Although she no longer updates the social change blog, Riggen-Ransom said the experience was eye-opening.
“I’ve learned how many folks are out there in the world trying to make a difference,” Riggen-Ransom said. “I’ve also learned that as big as the world is, technology has made it very easy to connect with people from many different countries, backgrounds, and viewpoints. For that I am very grateful.”
Based on the success it has seen so far, Edurelief is launching a new social media based campaign called the Avatar Project which, according to Renich, will give people a chance to be “a small piece in a much larger puzzle working to bring change in Mongolia.” Edurelief will approach users for this project through Twitter, Facebook and other platforms.
Grover has seen many benefits from the use of social media as well.
“I’ve been surprised and pleased with the amount of ‘re-tweeting’ that I’ve seen after posting information about a special event or conference we are hosting by people who live well outside Wichita or Kansas,” Grover said. “There are so many people who are passionate about helping children with autism and other special needs, and social media sources are a fantastic way to share resources, successes and challenges.”
Lights on the Lake and The Autism CARE Walk are two events that Grover has promoted through social media. She also uses it to share information about the organizations Conference Series, the monthly E-newsletter and other activities in the world of special education and special needs children.

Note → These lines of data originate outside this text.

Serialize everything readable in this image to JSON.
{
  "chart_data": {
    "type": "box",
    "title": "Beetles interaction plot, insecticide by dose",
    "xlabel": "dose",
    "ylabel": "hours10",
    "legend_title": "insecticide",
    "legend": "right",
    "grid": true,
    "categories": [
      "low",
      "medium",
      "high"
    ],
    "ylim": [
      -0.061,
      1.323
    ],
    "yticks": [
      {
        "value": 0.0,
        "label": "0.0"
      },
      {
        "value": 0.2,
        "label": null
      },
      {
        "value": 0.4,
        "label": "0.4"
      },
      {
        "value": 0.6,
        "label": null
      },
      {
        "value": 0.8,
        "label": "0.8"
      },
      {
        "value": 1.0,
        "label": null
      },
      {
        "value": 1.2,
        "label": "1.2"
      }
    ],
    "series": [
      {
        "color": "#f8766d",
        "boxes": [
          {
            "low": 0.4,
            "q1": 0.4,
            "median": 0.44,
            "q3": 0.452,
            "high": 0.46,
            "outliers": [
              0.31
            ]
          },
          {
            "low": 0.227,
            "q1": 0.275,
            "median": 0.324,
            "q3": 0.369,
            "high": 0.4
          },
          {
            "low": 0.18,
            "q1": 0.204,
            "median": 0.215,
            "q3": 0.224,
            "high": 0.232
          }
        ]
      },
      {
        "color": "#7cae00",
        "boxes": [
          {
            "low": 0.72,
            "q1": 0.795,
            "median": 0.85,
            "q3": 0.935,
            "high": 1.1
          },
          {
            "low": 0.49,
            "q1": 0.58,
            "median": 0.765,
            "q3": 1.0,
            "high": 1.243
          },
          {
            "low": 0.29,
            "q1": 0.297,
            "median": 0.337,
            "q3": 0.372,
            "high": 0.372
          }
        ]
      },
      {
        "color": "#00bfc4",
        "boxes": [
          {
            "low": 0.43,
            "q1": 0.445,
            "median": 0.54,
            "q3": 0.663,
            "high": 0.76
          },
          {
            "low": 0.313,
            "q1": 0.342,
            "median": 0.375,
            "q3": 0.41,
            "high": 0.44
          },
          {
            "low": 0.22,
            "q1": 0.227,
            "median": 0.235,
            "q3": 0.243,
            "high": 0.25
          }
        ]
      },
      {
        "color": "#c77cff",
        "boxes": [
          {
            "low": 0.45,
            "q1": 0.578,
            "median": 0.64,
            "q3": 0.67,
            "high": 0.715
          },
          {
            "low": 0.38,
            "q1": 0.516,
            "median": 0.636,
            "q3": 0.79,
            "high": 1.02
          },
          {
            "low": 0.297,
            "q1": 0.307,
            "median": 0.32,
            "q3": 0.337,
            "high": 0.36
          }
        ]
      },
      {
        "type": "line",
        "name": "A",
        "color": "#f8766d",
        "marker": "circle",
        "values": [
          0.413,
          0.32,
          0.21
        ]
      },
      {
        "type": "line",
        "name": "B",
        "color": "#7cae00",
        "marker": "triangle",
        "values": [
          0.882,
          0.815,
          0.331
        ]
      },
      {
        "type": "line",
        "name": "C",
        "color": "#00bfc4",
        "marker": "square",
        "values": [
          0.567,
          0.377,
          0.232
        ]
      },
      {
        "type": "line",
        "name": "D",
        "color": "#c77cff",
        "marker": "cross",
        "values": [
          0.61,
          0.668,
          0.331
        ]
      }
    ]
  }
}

“Having mediums that can convey real time information has…allowed us to get our message to individuals that might not have been accessible, as easily, through traditional means (i.e. TV, print, radio),” Grover said. “Most importantly, putting ourselves out on social media outlets costs Heartspring nothing. And as a non-profit seeking to invest every dollar we have back into the care and education of the children we support, that is a priceless gift.”